As Vice President of Technology Evangelism at WSO2, Chris Haddad raises visibility, awareness, and knowledge of the Carbon and Stratos platforms. Chris works closely with developers, architects, or C-level executives to increase WSO2 technology adoption, improve the middleware platform, and maximize customer value. Previously, Chris led research team at Burton Group and Gartner advising Fortune 500 enterprise organizations and technology infrastructure vendors on adoption strategies, architecture, product selection, governance, and organizational alignment. The team advanced best practices in Platform as a Service, Cloud Application Architecture Patterns, Service Oriented Architecture, and application middleware.

 

Dr. Mark Little serves as the senior director engineering, middleware engineering at Red Hat. Prior to taking over this role in 2008, Little served as the SOA technical development manager and director of standards. Additionally, Mark was a distinguished engineer and chief architect and co-founder at Arjuna Technologies, a spin-off from HP. He has worked in the area of reliable distributed systems since the mid-80's with a PhD in fault-tolerant distributed systems, replication, and transactions. Mark and his family reside in Newcastle, UK.

 

Co-founder and currently CTO, Paul Fremantle spearheads WSO2’s overall product strategy. His previous role at WSO2 was vice president of technical sales where he led the development of the groundbreaking WSO2 Enterprise Service Bus. Paul has published many articles, both on the Web and in traditional forms, and has spoken at numerous industry conferences, including ApacheCon, Colorado Software Summit, XML Europe, Software Architecture, and others.
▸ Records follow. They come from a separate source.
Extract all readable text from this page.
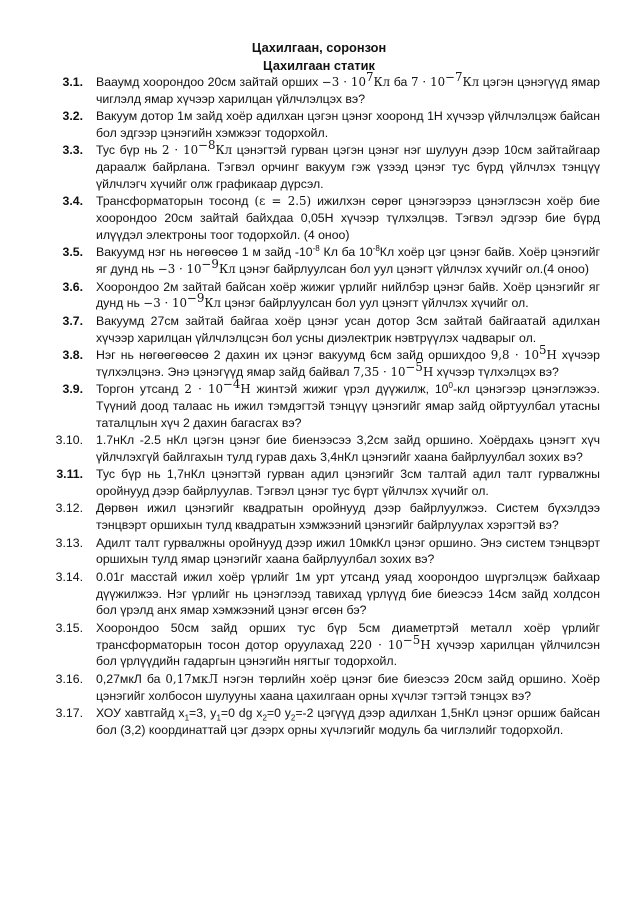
Цахилгаан, соронзон
Цахилгаан статик
3.1. Вааумд хоорондоо 20см зайтай орших $-3 \cdot 10^7Кл$ ба $7 \cdot 10^{-7}Кл$ цэгэн цэнэгүүд ямар чиглэлд ямар хүчээр харилцан үйлчлэлцэх вэ?
3.2. Вакуум дотор 1м зайд хоёр адилхан цэгэн цэнэг хооронд 1Н хүчээр үйлчлэлцэж байсан бол эдгээр цэнэгийн хэмжээг тодорхойл.
3.3. Тус бүр нь $2 \cdot 10^{-8}Кл$ цэнэгтэй гурван цэгэн цэнэг нэг шулуун дээр 10см зайтайгаар дараалж байрлана. Тэгвэл орчинг вакуум гэж үзээд цэнэг тус бүрд үйлчлэх тэнцүү үйлчлэгч хүчийг олж графикаар дүрсэл.
3.4. Трансформаторын тосонд (ε = 2.5) ижилхэн сөрөг цэнэгээрээ цэнэглэсэн хоёр бие хоорондоо 20см зайтай байхдаа 0,05Н хүчээр түлхэлцэв. Тэгвэл эдгээр бие бүрд илүүдэл электроны тоог тодорхойл. (4 оноо)
3.5. Вакуумд нэг нь нөгөөсөө 1 м зайд $-10^{-8}$ Кл ба $10^{-8}Кл$ хоёр цэг цэнэг байв. Хоёр цэнэгийг яг дунд нь $-3 \cdot 10^{-9}Кл$ цэнэг байрлуулсан бол уул цэнэгт үйлчлэх хүчийг ол.(4 оноо)
3.6. Хоорондоо 2м зайтай байсан хоёр жижиг үрлийг нийлбэр цэнэг байв. Хоёр цэнэгийг яг дунд нь $-3 \cdot 10^{-9}Кл$ цэнэг байрлуулсан бол уул цэнэгт үйлчлэх хүчийг ол.
3.7. Вакуумд 27см зайтай байгаа хоёр цэнэг усан дотор 3см зайтай байгаатай адилхан хүчээр харилцан үйлчлэлцсэн бол усны диэлектрик нэвтрүүлэх чадварыг ол.
3.8. Нэг нь нөгөөгөөсөө 2 дахин их цэнэг вакуумд 6см зайд оршихдоо $9,8 \cdot 10^5Н$ хүчээр түлхэлцэнэ. Энэ цэнэгүүд ямар зайд байвал $7,35 \cdot 10^{-5}Н$ хүчээр түлхэлцэх вэ?
3.9. Торгон утсанд $2 \cdot 10^{-4}Н$ жинтэй жижиг үрэл дүүжилж, $10^0-кл$ цэнэгээр цэнэглэжээ. Түүний доод талаас нь ижил тэмдэгтэй тэнцүү цэнэгийг ямар зайд ойртуулбал утасны таталцлын хүч 2 дахин багасгах вэ?
3.10. 1.7нКл -2.5 нКл цэгэн цэнэг бие биенээсээ 3,2см зайд оршино. Хоёрдахь цэнэгт хүч үйлчлэхгүй байлгахын тулд гурав дахь 3,4нКл цэнэгийг хаана байрлуулбал зохих вэ?
3.11. Тус бүр нь 1,7нКл цэнэгтэй гурван адил цэнэгийг 3см талтай адил талт гурвалжны оройнууд дээр байрлуулав. Тэгвэл цэнэг тус бүрт үйлчлэх хүчийг ол.
3.12. Дөрвөн ижил цэнэгийг квадратын оройнууд дээр байрлуулжээ. Систем бүхэлдээ тэнцвэрт оршихын тулд квадратын хэмжээний цэнэгийг байрлуулах хэрэгтэй вэ?
3.13. Адилт талт гурвалжны оройнууд дээр ижил 10мкКл цэнэг оршино. Энэ систем тэнцвэрт оршихын тулд ямар цэнэгийг хаана байрлуулбал зохих вэ?
3.14. 0.01г масстай ижил хоёр үрлийг 1м урт утсанд уяад хоорондоо шүргэлцэж байхаар дүүжилжээ. Нэг үрлийг нь цэнэглээд тавихад үрлүүд бие биеэсээ 14см зайд холдсон бол үрэлд анх ямар хэмжээний цэнэг өгсөн бэ?
3.15. Хоорондоо 50см зайд орших тус бүр 5см диаметртэй металл хоёр үрлийг трансформаторын тосон дотор оруулахад $220 \cdot 10^{-5}Н$ хүчээр харилцан үйлчилсэн бол үрлүүдийн гадаргын цэнэгийн нягтыг тодорхойл.
3.16. 0,27мкЛ ба 0,17мкЛ нэгэн төрлийн хоёр цэнэг бие биеэсээ 20см зайд оршино. Хоёр цэнэгийг холбосон шулууны хаана цахилгаан орны хүчлэг тэгтэй тэнцэх вэ?
3.17. ХОУ хавтгайд $x_1=3$, $y_1=0$ dg $x_2=0$ $y_2=-2$ цэгүүд дээр адилхан 1,5нКл цэнэг оршиж байсан бол (3,2) координаттай цэг дээрх орны хүчлэгийг модуль ба чиглэлийг тодорхойл.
Paul has published two books: Building Web Services in Java, 2nd Edition, and The XML Files.

 

Stuart Charlton is the Director of Infrastructure & Operations and Chief eChannel Architect at Canadian Pacific, leading the delivery of their cloud and web technology initiatives. Previously he was the CTO for Elastra, and an Enterprise Architect at BEA Systems. Stuart specializes in the areas of large-scale systems architecture, RESTful web architecture, and lean & agile approaches to business processes and product development. For over 14 years, Stuart has been a consultant and mentor for dozens of organizations in the United States, Canada, and Japan, and has written for several leading industry publications.

 

Issac Roth is Red Hat’s PaaS (Platform-as-a-Service) Master, whipping the clouds into shape to create the best experience for developers who build on open source and leading Red Hat’s hosted online services strategy. He was previously co-founder and CEO of Makara, which launched the the first PaaS to run Java EE applications and was aquired by Red Hat in 2010. Previously recognized as an innovative leader in the APM space, Issac was a pivotal member of the team that built Wily Technology and, after being acquired by CA, Inc in 2006, built CA’s end-to-end application management business. He is thrilled to be back at the open source leader after having started his software career as the first technical support engineer at ACC Corp (Red Hat’s original name) in Bob Young’s living room.